The rule would also lower the bar for issuing precedential BIA decisions. Currently, only the entire board sitting en banc or the attorney general can designate a decision as precedential. The rule would allow only a three-member BIA panel to vote to do so if it circulates an advance copy of its proposed decision to the full board, thus giving it a chance to take up the issue en banc. The decision could become precedent if a majority of the panel deems it so.
But the full BIA can only review so many cases, given the “crush of a massive backlog,” and may not even have sufficient time to fully consider whether proposed precedents are worth taking up en banc, Legomsky said.
“This means that two of the 21 authorized board members will be able to bind not only all [Department of Homeland Security] adjudicators and all immigration judges, but even future BIA panels,” Legomsky said. “The safeguard of advance circulation of the proposed opinion to the full board, while mitigating the risk of a poorly reasoned or objectionable precedent, is an inadequate protection.”
Legomsky said that, in enabling the BIA to issue more precedential decisions, the DOJ is trying to contravene appellate court decisions with which it disagrees.
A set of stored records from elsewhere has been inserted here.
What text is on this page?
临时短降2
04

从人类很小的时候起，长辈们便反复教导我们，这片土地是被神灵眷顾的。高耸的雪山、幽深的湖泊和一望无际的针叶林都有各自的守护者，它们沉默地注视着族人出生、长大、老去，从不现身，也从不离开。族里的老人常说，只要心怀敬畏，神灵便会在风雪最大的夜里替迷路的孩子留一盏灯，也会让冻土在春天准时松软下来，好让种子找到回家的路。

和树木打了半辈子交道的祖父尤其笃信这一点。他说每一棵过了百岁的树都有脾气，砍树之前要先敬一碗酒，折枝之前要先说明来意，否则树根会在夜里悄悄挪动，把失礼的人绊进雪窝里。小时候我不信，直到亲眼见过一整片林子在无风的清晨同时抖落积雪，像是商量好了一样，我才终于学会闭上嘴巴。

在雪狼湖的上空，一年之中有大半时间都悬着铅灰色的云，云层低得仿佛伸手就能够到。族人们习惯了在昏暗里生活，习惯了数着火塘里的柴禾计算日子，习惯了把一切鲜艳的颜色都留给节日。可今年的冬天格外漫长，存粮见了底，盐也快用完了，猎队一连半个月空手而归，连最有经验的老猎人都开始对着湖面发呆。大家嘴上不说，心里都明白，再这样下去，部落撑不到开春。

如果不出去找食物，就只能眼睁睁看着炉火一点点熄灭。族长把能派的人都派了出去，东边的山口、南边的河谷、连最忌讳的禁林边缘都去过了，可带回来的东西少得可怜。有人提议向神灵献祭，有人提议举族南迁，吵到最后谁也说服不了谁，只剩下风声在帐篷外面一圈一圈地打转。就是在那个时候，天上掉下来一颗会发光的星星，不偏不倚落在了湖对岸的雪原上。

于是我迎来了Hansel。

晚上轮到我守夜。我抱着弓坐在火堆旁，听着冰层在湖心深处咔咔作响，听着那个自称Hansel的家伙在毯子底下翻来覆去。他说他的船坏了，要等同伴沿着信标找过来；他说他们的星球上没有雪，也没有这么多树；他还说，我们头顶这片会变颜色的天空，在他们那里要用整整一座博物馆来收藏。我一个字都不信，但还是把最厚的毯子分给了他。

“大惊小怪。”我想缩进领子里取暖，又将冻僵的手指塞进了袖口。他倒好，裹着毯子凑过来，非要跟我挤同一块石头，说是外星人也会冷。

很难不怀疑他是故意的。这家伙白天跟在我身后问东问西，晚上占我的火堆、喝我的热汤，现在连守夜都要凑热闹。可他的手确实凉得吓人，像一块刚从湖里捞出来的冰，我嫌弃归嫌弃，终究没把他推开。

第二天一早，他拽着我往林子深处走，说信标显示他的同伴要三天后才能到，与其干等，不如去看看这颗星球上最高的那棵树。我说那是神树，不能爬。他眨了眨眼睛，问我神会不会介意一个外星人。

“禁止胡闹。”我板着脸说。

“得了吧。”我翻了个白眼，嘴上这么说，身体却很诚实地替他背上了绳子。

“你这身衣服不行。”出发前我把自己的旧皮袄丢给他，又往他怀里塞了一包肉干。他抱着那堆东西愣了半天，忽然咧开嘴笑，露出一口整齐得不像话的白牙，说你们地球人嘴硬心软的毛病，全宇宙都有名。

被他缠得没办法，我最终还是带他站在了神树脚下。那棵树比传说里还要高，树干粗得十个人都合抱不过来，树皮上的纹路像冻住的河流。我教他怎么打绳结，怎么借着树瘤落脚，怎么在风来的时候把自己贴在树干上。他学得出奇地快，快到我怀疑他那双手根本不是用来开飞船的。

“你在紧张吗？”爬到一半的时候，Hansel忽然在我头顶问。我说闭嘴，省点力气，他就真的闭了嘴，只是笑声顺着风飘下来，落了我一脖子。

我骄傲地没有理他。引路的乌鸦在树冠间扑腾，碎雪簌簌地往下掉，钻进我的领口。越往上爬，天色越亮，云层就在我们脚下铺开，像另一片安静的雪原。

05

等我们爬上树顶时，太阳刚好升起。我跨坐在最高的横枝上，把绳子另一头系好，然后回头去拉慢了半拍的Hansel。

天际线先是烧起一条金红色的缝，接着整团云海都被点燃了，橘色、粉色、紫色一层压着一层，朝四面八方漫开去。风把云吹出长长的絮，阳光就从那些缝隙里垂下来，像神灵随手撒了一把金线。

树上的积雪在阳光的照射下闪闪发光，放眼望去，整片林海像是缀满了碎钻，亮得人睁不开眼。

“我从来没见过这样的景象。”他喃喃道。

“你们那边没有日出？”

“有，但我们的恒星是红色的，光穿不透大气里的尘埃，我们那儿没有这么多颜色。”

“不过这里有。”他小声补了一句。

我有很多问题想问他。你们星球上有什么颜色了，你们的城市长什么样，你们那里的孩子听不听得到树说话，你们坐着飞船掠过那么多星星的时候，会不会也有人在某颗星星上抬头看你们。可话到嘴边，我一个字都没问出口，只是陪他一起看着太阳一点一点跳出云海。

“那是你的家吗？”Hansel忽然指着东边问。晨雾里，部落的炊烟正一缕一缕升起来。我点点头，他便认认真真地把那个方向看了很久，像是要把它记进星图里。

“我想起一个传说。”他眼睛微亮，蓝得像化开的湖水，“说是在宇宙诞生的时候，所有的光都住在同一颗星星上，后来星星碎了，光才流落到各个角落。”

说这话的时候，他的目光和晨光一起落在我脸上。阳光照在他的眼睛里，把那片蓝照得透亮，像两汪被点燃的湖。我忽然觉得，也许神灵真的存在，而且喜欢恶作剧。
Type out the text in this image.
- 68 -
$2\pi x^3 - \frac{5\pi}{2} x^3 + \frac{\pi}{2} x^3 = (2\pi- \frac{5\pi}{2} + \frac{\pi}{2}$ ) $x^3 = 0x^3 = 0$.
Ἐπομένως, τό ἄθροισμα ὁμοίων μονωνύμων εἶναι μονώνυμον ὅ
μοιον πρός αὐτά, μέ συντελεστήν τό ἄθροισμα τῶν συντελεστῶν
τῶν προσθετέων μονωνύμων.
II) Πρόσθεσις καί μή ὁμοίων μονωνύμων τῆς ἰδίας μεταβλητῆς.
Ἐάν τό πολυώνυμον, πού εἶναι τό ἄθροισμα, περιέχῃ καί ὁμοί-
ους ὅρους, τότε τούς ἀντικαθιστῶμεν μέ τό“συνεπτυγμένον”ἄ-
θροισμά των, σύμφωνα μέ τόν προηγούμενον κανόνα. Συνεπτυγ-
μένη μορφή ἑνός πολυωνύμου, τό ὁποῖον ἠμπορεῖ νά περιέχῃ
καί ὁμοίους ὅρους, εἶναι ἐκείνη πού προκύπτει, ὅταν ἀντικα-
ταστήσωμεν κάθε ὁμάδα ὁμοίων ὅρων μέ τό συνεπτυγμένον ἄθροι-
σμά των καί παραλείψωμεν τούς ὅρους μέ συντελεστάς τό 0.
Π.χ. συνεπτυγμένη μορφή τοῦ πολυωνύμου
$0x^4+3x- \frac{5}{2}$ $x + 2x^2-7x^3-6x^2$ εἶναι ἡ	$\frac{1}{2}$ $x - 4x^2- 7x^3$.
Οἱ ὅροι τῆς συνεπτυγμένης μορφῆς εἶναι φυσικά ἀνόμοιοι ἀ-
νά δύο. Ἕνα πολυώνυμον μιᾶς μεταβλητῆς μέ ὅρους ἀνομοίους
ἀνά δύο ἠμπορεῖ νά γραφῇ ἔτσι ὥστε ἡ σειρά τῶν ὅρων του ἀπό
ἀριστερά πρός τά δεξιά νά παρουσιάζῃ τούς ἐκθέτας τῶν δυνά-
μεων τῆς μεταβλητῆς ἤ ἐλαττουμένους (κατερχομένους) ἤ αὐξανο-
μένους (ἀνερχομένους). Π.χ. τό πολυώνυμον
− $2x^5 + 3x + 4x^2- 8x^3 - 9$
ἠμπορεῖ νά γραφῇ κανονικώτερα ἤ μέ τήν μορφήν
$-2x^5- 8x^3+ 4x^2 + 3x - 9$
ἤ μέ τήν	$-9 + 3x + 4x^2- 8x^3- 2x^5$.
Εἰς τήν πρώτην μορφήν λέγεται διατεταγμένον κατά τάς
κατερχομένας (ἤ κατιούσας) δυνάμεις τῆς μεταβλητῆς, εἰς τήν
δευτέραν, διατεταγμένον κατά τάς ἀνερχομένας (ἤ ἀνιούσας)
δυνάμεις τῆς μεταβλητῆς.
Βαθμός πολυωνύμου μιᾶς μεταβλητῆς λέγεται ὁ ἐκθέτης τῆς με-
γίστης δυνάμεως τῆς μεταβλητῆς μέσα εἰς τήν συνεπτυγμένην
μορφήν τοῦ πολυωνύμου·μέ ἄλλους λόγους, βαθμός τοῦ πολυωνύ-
Several courts of appeals, he noted, have held that courts need not give Chevron deference to any legal conclusions contained in non-precedential BIA decisions.
Continuing Sessions’ Legacy
Kevin Johnson, the dean of the University of California, Davis School of Law, said the rule appears to be a continuation of former U.S. Attorney General Jeff Sessions’ administrative changes to the immigration court system. He had pursued similar goals in intervening in BIA cases to take procedural steps to expedite decision-making, as well as imposing case quotas on immigration judges as part of their performance reviews.
Under the Administrative Procedure Act, the attorney general has the power to “certify” decisions issued by the BIA for further review. In recent decades, attorneys general have been expected to use certification sparingly so as to preserve the BIA’s decision-making authority. Sessions, however, certified eight decisions in less than two years.
In so doing, he stripped immigration judges of their ability to “administratively close” cases they deemed unworthy of pursuit and established narrow circumstances under which they may grant “continuances” to pause deportation proceedings, leaving them with little means of controlling their own dockets. The previously closed cases could now go back on immigration court dockets, according to the DOJ, expanding the backlog even further.
Sessions also instructed immigration judges to resolve cases quickly and implemented a new case quota system by which they would be evaluated. Those developments, coupled with the BIA decisions restricting the discretion of immigration judges, have led to a renewed push to make immigration courts independent of the DOJ, attorneys said.
As evidenced by Barr’s rule, the same administrative policy goals seem to have carried over into his tenure, Valenzuela said.
“It may not matter who the players are,” she said. “This is an agenda that has long been in the works.”